第94話 2回戦(8) Second Round

文字数 1,660文字

ーーアッシには、そういうところがあるでヤンス。
 ボルサリーノは走りながらそんなことを考えていた。あんなに怖いと思っていたのに、いざいけると思った時には、いつの間にか体が動いている。
 今回もそうだ。
 アイゼンやギンジロウに勝てるとは思っていない。勝手なことをしてヘマをしたら、後でタンザに蹴られる。それくらいのことは分かっている。
 ただ、タンザと壁の間に隙間がある。アイゼンの目的が、ジャクジョウの鈴かタンザの尻尾である。自分だけが防ぐことができる。そのことが頭に浮かんだ瞬間、ボルサリーノの体は動き出していたのだ。
 ボルサリーノは、自分の体の細さと、柔らかさと、丈夫さに絶対の自信を持っていた。物理的には不可能に思えるが、10センチあればどこにでも滑り込める。そのボルサリーノの目から見れば、タンザの少し開いた足は、大きな通路にしか見えない。
ーーママン。
 ボルサリーノは、母からもらった十字架のネックレスに祈りを込めて走った。下を向いて誰の顔も見ない。ただ全力で走り、ジャクジョウの鈴を先に奪る。その事だけに全神経を研ぎ澄ませた。
 タンザの股をくぐる。
 このまま奪いにいくと、自分の尻尾をアイゼンの前にさらしてしまう。ボルサリーノはひねりを加え、仰向けになりながら、ジャクジョウ目掛けて滑りこんだ。

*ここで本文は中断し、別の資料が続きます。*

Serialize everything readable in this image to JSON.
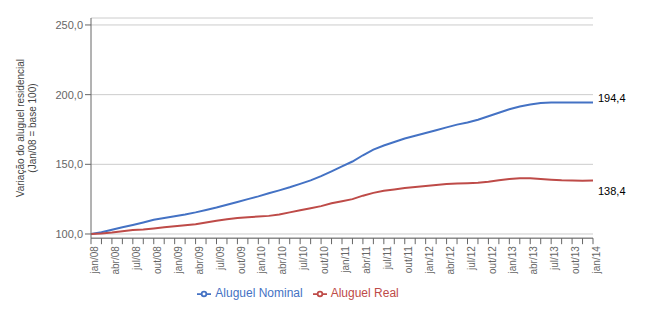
{
  "chart_data": {
    "type": "line",
    "ylabel": "Variação do aluguel residencial\n(Jan/08 = base 100)",
    "categories": [
      "jan/08",
      null,
      "abr/08",
      null,
      "jul/08",
      null,
      "out/08",
      null,
      "jan/09",
      null,
      "abr/09",
      null,
      "jul/09",
      null,
      "out/09",
      null,
      "jan/10",
      null,
      "abr/10",
      null,
      "jul/10",
      null,
      "out/10",
      null,
      "jan/11",
      null,
      "abr/11",
      null,
      "jul/11",
      null,
      "out/11",
      null,
      "jan/12",
      null,
      "abr/12",
      null,
      "jul/12",
      null,
      "out/12",
      null,
      "jan/13",
      null,
      "abr/13",
      null,
      "jul/13",
      null,
      "out/13",
      null,
      "jan/14"
    ],
    "series": [
      {
        "name": "Aluguel Nominal",
        "color": "#4472C4",
        "values": [
          100.0,
          101.2,
          103.0,
          104.8,
          106.5,
          108.3,
          110.2,
          111.5,
          112.8,
          114.0,
          115.5,
          117.2,
          119.0,
          121.0,
          123.0,
          125.0,
          127.0,
          129.2,
          131.3,
          133.5,
          136.0,
          138.5,
          141.5,
          145.0,
          148.5,
          152.0,
          156.5,
          160.5,
          163.5,
          166.0,
          168.5,
          170.5,
          172.5,
          174.5,
          176.5,
          178.5,
          180.0,
          182.0,
          184.5,
          187.0,
          189.5,
          191.5,
          193.0,
          194.0,
          194.4,
          194.4,
          194.4,
          194.4,
          194.4
        ]
      },
      {
        "name": "Aluguel Real",
        "color": "#BE4B48",
        "values": [
          100.0,
          100.3,
          101.0,
          102.0,
          102.8,
          103.3,
          104.0,
          104.8,
          105.5,
          106.2,
          107.0,
          108.2,
          109.5,
          110.5,
          111.5,
          112.0,
          112.5,
          113.0,
          114.0,
          115.5,
          117.0,
          118.5,
          120.0,
          122.0,
          123.5,
          125.0,
          127.5,
          129.5,
          131.0,
          132.0,
          133.0,
          133.8,
          134.5,
          135.2,
          135.8,
          136.3,
          136.5,
          136.8,
          137.5,
          138.5,
          139.5,
          140.0,
          140.0,
          139.5,
          139.0,
          138.5,
          138.3,
          138.2,
          138.4
        ]
      }
    ],
    "annotations": [
      {
        "series": "Aluguel Nominal",
        "text": "194,4"
      },
      {
        "series": "Aluguel Real",
        "text": "138,4"
      }
    ],
    "ylim": [
      97,
      255
    ],
    "yticks": [
      {
        "value": 100.0,
        "label": "100,0"
      },
      {
        "value": 150.0,
        "label": "150,0"
      },
      {
        "value": 200.0,
        "label": "200,0"
      },
      {
        "value": 250.0,
        "label": "250,0"
      }
    ],
    "grid": true,
    "legend": "bottom"
  }
}
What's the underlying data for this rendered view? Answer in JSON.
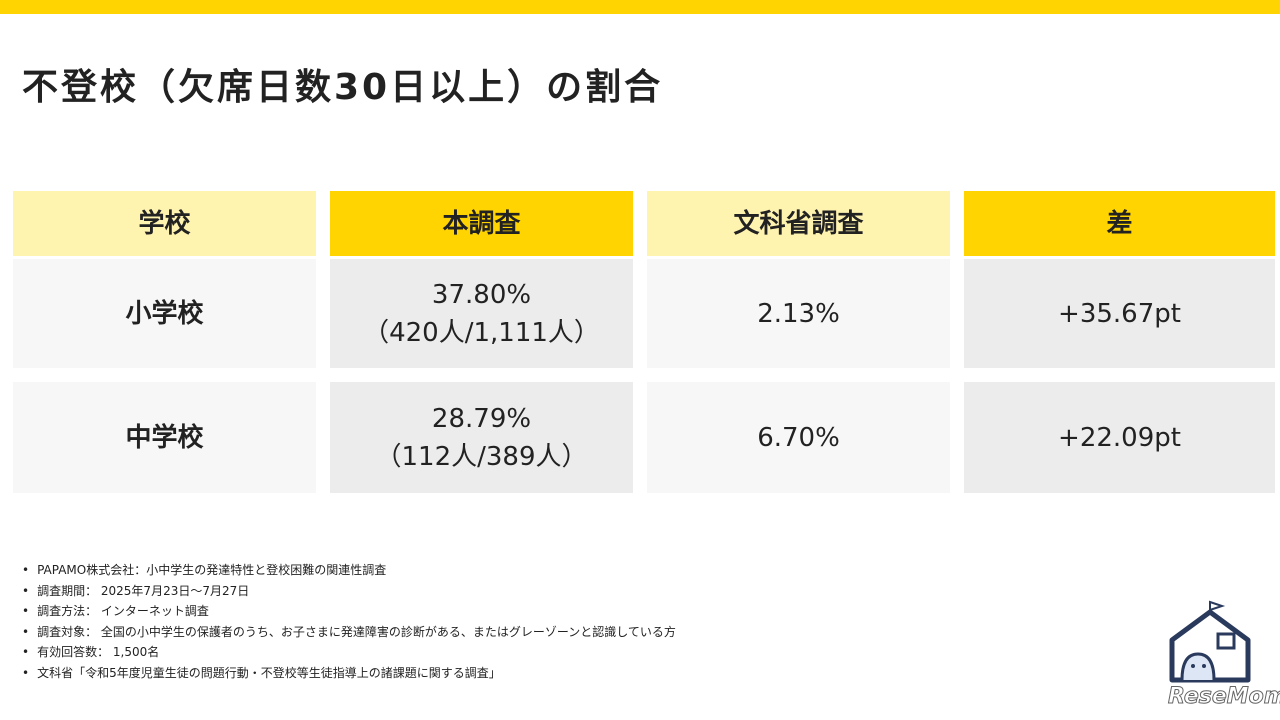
{
  "title": "不登校（欠席日数30日以上）の割合",
  "table": {
    "header": [
      "学校",
      "本調査",
      "文科省調査",
      "差"
    ],
    "rows": [
      [
        "小学校",
        [
          "37.80%",
          "（420人/1,111人）"
        ],
        "2.13%",
        "+35.67pt"
      ],
      [
        "中学校",
        [
          "28.79%",
          "（112人/389人）"
        ],
        "6.70%",
        "+22.09pt"
      ]
    ]
  },
  "notes": [
    "PAPAMO株式会社：小中学生の発達特性と登校困難の関連性調査",
    "調査期間： 2025年7月23日～7月27日",
    "調査方法： インターネット調査",
    "調査対象： 全国の小中学生の保護者のうち、お子さまに発達障害の診断がある、またはグレーゾーンと認識している方",
    "有効回答数： 1,500名",
    "文科省「令和5年度児童生徒の問題行動・不登校等生徒指導上の諸課題に関する調査」"
  ],
  "watermark": "ReseMom"
}
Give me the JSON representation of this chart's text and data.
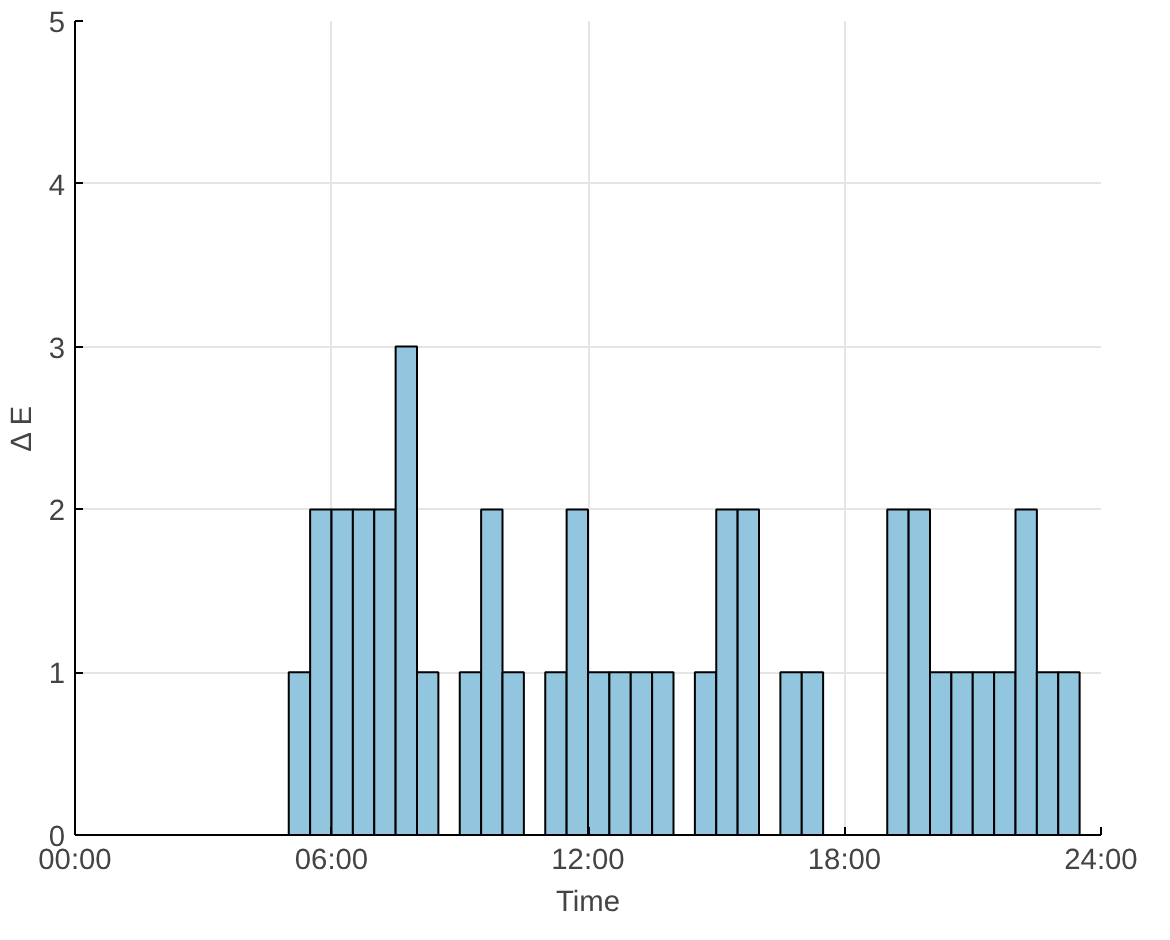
{
  "chart_data": {
    "type": "histogram",
    "xlabel": "Time",
    "ylabel": "Δ E",
    "bins": [
      0,
      0.5,
      1,
      1.5,
      2,
      2.5,
      3,
      3.5,
      4,
      4.5,
      5,
      5.5,
      6,
      6.5,
      7,
      7.5,
      8,
      8.5,
      9,
      9.5,
      10,
      10.5,
      11,
      11.5,
      12,
      12.5,
      13,
      13.5,
      14,
      14.5,
      15,
      15.5,
      16,
      16.5,
      17,
      17.5,
      18,
      18.5,
      19,
      19.5,
      20,
      20.5,
      21,
      21.5,
      22,
      22.5,
      23,
      23.5,
      24
    ],
    "values": [
      0,
      0,
      0,
      0,
      0,
      0,
      0,
      0,
      0,
      0,
      1,
      2,
      2,
      2,
      2,
      3,
      1,
      0,
      1,
      2,
      1,
      0,
      1,
      2,
      1,
      1,
      1,
      1,
      0,
      1,
      2,
      2,
      0,
      1,
      1,
      0,
      0,
      0,
      2,
      2,
      1,
      1,
      1,
      1,
      2,
      1,
      1,
      0
    ],
    "color": "#92c5de",
    "xlim": [
      0,
      24
    ],
    "xticks": [
      {
        "value": 0,
        "label": "00:00"
      },
      {
        "value": 6,
        "label": "06:00"
      },
      {
        "value": 12,
        "label": "12:00"
      },
      {
        "value": 18,
        "label": "18:00"
      },
      {
        "value": 24,
        "label": "24:00"
      }
    ],
    "ylim": [
      0,
      5
    ],
    "yticks": [
      0,
      1,
      2,
      3,
      4,
      5
    ],
    "grid": true
  }
}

 細いボルサリーノにとって、ジャクジョウの首の下に手を突っ込むのは簡単だ。
 手に、丸くて固い感触。
 そのまま引っぱる。
 ボルサリーノの右手には、大きな鈴が握られていた。
 と同時に、自分の体が裏返り、お尻を頂点として強く引き上げられる感覚を味わう。
「26分42秒。ネコチーム。真言立川流。寂乗。アウトー。続いて、26分43秒。ネズミチーム。リリウス・ヌドリーナ。ジュゼッペ・ボルサリーノ。アウトー!」
 アイゼンが壁を蹴って方向転換し、ボルサリーノの隣に音もなく降り、そのまま尻尾を奪ったのだ。仙術、真夜中の黒猫歩法だ。
 タンザは反応したかったが、後ろに注意を向けすぎるとギンジロウに尻尾を狙われる。結果、届かない距離から手を振ることしかできなかった。
ーージャクジョウの鈴かタンザさんの尻尾を奪りにきたと思っていたのに、瞬時にアッシの尻尾をとるプランに変更するなんて。しかも、タンザさんの腕が届かないギリギリを狙って。ラーガ・ラージャ! 恐るべしでヤンス!
 ボルサリーノは無謀に見えて、しっかりとアイゼンが届くはずのない場所に滑り込んでいるつもりだったのだ。
 アイゼンは尻尾を奪った後、軽量のボルサリーノをタンザに向かって投げ捨て、目眩しに使用した。
 そして、止まることなくビンゴの尻尾を狙いにいく。
 カンレン、カンショウ、アイゼン。3人が同時にかかれば、さすがのビンゴも遅れをとらざるをえない。
 だが、ビンゴも百戦錬磨だ。
ーー勝負どころはここだ!
 跳び込んでくるアイゼンに照準を合わせる。
ーーSV!
 鉄骨のような長い腕が、高速で、斜め下に向かって大きく振られる。アイゼンの体をとらえるだけではない。そのまま、先にいるカンレン、カンショウの鈴をも狙う軌道だ。
 が、このスーパー・ヴェローチェは空を切った。アイゼンは、ビンゴの背後に回る動作をしながらも、実際には跳ばなかったのだ。気配だけを飛ばす仙術、幻の突撃兵だ。
 空振りしたビンゴの手は、絵本のオブジェを叩き折る。
 すさまじい音。3メートルもあるオブジェは半分になり、アイゼンとカンレンに向かって飛んでいく。
 2人は跳びのき、目配せをして、再びビンゴと距離を開けた。
ーーまたSVを消費させたか。運がいい。
 仕切り直しとはいえ、スーパー・ヴェローチェを2発消費させた。勝負はアイゼンたちに傾いている。
 ボルサリーノは起き上がり、スタッフの指示に従って非常口に向かいながら、タンザたちの戦いをじっと眺めていた。
ーーディズニーキャストは凄いでヤンス。こんな状況なのにホコリひとつ立たない。
 リリウス・ヌドリーナのピンチだというのに、ボルサリーノはなぜか、変なところに感心していた。